An impressive portfolio once included building and repair of ships’ lifeboats, cabin cruisers, motor yachts, launches and fishing vessels, besides being ladder, block and mast makers.
In 1932, the yard won a huge order for 40 seine netters for the North Cape Development Company of New Zealand and in World War Two made a major contribution to the war effort.
Fifty whalers were built as warship tenders, with numerous motorboats, special craft and lifeboats being constructed or repaired for the Admiralty, War Department and Merchant Navy.
For some years, managing director Major Norman Dugdale held the position of Honorary Secretary of the Sunderland Branch of the Royal National Lifeboat Institution (RNLI).
With RNLI lifeboats regularly visiting the yard for overhaul, it was probably through this connection that the firm won its most unusual contract – that of converting an ex-RNLI lifeboat into a Viking longboat!
The vessel concerned was the 45-foot Watson-class lifeboat Elizabeth Newton, which had been built by J Samuel White of Cowes, Isle of Wight. Named in memory of the wife of Captain Richard Newton of Darlington, half of the £10,000 cost had been met by a legacy left by the late Mrs Newton.
Officially named by the Marchioness of Londonderry on August 23, 1924, the new motor lifeboat was stationed at Hartlepool until 1939, when she joined the RNLI reserve fleet, having been overhauled by Wearside Boatbuilding Co only the year before.
After leaving Hartlepool for the last time, she arrived at Sunderland, later deputising at various East Coast lifeboat stations, the last being at Amble, Northumberland.
In May, 1953, having been sold out of RNLI service, Elizabeth Newton was towed to Sunderland to begin an extraordinary transformation on Wearside Boatbuilding’s slipway.

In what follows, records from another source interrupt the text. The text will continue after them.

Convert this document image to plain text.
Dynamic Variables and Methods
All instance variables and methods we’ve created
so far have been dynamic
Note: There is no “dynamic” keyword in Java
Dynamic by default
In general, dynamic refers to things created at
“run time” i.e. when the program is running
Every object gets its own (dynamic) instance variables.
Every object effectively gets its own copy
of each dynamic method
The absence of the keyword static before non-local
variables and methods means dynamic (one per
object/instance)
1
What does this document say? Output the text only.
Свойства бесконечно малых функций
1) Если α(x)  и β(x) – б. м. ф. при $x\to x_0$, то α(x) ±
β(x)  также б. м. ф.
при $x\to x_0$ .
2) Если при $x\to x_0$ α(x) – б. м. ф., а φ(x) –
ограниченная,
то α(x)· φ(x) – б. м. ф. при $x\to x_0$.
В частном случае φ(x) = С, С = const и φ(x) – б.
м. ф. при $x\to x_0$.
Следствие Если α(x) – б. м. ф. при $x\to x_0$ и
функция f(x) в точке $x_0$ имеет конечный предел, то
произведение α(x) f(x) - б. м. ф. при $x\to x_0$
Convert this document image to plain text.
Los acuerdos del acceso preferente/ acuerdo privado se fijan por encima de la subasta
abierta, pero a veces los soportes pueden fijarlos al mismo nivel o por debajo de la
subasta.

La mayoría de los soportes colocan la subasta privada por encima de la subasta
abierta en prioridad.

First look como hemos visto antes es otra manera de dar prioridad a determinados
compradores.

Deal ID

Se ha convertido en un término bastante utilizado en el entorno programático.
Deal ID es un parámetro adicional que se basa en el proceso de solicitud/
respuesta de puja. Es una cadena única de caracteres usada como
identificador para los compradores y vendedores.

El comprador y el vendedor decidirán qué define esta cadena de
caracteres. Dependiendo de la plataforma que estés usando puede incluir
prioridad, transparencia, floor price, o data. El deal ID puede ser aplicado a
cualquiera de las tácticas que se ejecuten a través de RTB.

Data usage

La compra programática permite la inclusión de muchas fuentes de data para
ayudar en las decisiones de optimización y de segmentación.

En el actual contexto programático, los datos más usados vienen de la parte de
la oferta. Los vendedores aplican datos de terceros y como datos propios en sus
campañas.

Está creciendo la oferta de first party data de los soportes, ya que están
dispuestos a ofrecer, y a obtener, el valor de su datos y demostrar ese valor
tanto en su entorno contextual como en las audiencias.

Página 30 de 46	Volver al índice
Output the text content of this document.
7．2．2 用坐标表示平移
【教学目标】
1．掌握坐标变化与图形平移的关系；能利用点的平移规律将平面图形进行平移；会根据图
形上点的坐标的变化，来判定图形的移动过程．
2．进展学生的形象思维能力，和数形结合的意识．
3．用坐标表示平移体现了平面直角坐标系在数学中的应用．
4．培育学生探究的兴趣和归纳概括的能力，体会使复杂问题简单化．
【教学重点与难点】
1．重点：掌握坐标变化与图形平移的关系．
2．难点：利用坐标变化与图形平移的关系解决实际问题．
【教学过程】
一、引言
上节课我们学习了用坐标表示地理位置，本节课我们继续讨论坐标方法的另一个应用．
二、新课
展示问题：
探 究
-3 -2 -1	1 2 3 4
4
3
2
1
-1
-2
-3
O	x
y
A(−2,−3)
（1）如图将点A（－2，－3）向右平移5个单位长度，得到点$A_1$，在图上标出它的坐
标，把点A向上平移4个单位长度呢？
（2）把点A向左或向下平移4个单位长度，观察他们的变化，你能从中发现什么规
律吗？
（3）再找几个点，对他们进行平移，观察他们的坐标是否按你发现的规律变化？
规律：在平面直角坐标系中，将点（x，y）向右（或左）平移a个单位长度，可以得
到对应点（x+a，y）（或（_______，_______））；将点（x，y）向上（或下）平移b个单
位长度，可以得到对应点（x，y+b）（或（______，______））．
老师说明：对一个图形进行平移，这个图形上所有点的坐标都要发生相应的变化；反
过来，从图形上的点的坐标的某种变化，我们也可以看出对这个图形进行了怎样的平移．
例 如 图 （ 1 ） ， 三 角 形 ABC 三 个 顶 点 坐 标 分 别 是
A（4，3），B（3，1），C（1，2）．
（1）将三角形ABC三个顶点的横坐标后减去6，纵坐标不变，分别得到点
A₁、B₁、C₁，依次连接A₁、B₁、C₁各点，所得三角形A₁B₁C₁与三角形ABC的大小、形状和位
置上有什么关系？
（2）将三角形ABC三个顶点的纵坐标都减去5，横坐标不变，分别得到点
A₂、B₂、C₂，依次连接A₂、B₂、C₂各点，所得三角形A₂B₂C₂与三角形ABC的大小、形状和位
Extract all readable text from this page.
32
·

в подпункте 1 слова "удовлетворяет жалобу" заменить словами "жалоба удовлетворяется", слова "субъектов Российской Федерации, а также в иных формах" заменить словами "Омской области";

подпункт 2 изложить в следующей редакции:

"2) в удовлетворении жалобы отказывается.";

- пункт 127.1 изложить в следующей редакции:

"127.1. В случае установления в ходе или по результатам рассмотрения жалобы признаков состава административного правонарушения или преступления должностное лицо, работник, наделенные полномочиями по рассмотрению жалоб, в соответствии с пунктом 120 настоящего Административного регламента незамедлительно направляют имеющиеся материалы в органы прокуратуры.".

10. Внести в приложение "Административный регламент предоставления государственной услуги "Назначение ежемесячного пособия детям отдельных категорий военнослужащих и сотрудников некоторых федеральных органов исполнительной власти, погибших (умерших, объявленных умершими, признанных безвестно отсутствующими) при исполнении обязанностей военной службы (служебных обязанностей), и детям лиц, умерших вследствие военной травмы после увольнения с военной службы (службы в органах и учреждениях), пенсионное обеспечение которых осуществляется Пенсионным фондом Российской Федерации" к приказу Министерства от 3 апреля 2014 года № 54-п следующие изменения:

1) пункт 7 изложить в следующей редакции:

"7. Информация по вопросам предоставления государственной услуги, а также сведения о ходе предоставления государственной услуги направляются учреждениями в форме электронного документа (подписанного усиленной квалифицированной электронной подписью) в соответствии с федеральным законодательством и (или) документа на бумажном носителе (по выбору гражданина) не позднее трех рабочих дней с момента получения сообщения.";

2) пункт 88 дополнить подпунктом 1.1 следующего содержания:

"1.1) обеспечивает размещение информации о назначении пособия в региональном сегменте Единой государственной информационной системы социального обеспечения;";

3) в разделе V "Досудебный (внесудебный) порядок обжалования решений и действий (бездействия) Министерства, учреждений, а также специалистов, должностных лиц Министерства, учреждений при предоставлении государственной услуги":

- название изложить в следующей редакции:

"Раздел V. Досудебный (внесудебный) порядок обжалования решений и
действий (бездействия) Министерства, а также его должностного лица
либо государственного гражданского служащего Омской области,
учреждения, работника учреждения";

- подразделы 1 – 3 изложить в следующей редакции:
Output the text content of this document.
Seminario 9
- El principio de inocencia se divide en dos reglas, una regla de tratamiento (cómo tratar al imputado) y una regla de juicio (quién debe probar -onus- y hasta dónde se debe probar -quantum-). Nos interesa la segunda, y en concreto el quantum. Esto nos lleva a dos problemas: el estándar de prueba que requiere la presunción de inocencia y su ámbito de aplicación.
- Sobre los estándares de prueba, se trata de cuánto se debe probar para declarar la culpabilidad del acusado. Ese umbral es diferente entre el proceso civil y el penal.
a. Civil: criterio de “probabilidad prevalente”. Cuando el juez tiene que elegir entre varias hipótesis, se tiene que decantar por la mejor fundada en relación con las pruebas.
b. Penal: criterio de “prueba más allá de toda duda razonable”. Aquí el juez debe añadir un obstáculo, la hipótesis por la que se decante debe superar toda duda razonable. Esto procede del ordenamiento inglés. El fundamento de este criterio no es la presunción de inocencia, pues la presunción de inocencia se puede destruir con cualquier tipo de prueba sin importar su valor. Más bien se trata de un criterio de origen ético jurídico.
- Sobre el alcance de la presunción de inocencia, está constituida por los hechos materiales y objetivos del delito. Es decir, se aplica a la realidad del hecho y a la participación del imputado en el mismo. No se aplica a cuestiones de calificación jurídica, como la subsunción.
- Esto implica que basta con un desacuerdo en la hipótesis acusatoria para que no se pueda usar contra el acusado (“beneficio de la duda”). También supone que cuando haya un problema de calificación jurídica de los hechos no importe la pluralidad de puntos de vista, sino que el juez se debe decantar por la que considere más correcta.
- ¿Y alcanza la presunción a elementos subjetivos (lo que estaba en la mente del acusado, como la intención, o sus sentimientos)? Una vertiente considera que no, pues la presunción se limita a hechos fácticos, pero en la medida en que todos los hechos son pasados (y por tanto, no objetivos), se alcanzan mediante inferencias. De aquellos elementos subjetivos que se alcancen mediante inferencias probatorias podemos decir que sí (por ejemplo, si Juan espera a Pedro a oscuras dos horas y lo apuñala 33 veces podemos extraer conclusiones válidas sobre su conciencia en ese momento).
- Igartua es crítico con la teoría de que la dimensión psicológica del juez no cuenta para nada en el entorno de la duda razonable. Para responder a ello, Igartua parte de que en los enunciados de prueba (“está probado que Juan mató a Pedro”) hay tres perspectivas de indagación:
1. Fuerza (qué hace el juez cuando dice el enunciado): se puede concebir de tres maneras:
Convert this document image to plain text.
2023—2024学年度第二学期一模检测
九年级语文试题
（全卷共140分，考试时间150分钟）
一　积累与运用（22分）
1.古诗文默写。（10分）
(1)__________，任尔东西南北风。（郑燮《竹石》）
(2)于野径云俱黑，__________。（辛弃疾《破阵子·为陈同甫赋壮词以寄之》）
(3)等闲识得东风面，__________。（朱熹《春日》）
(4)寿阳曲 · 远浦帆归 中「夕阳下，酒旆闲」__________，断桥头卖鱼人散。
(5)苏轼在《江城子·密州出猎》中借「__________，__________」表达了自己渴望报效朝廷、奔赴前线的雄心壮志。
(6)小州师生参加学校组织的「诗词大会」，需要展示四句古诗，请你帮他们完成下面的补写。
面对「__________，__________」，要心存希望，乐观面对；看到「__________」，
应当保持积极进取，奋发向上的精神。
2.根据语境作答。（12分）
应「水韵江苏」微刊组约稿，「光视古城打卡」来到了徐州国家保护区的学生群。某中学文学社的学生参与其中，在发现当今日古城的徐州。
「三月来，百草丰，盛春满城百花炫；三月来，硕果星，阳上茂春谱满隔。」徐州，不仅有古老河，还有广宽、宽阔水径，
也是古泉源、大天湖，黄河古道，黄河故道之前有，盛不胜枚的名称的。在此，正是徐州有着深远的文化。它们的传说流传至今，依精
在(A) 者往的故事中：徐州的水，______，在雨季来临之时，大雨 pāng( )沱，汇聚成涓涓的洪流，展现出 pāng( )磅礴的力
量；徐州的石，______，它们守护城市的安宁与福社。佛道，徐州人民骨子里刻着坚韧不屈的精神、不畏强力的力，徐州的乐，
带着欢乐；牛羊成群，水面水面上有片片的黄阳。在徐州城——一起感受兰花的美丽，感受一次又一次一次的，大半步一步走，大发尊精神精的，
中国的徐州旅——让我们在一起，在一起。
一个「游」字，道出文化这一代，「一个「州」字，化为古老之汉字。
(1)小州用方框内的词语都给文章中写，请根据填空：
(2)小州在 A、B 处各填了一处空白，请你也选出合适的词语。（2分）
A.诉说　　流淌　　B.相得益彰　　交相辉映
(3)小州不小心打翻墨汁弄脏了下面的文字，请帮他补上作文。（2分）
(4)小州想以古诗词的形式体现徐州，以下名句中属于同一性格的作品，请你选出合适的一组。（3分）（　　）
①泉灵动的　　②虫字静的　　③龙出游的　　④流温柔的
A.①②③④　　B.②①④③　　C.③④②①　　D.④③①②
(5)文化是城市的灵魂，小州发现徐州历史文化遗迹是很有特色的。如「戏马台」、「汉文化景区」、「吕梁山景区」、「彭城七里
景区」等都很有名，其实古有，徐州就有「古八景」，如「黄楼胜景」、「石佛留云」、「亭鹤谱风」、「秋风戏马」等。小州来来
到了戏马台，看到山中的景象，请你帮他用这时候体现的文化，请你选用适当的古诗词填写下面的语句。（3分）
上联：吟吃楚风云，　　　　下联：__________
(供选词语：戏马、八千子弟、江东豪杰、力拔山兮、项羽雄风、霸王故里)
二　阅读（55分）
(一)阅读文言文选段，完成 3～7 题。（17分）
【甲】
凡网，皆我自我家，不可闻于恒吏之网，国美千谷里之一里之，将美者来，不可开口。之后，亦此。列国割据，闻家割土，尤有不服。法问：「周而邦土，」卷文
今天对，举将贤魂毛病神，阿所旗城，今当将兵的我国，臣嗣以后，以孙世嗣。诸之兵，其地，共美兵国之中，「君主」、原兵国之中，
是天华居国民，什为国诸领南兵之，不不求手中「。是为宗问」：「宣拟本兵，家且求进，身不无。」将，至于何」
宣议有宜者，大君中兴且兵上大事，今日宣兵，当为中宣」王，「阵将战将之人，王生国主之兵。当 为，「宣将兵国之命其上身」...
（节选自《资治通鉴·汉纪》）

A seven-day deadline was imposed in which to complete her makeover into a Viking ship for the 20th Century Fox film production, “Prince Valiant.”
Released in 1954, the film stars James Mason, Janet Leigh and Robert Wagner and features the efforts of a Viking prince to become a knight in King Arthur’s Court and restore his overthrown father to his rightful throne.
Structural alterations to Elizabeth Newton involved construction of a new stern, rebuilding the bow and shifting and heightening the mast. Although the motor engine remained in place, 18 oars were supplied for use during filming.
On the night of May 19, 1953, the craft was taken to Palmers Hill Quay and lifted onto a trailer for transportation to Scotland.
Later, she took part in scenes filmed off the Isle of Skye complete with square sail, side shields and figureheads.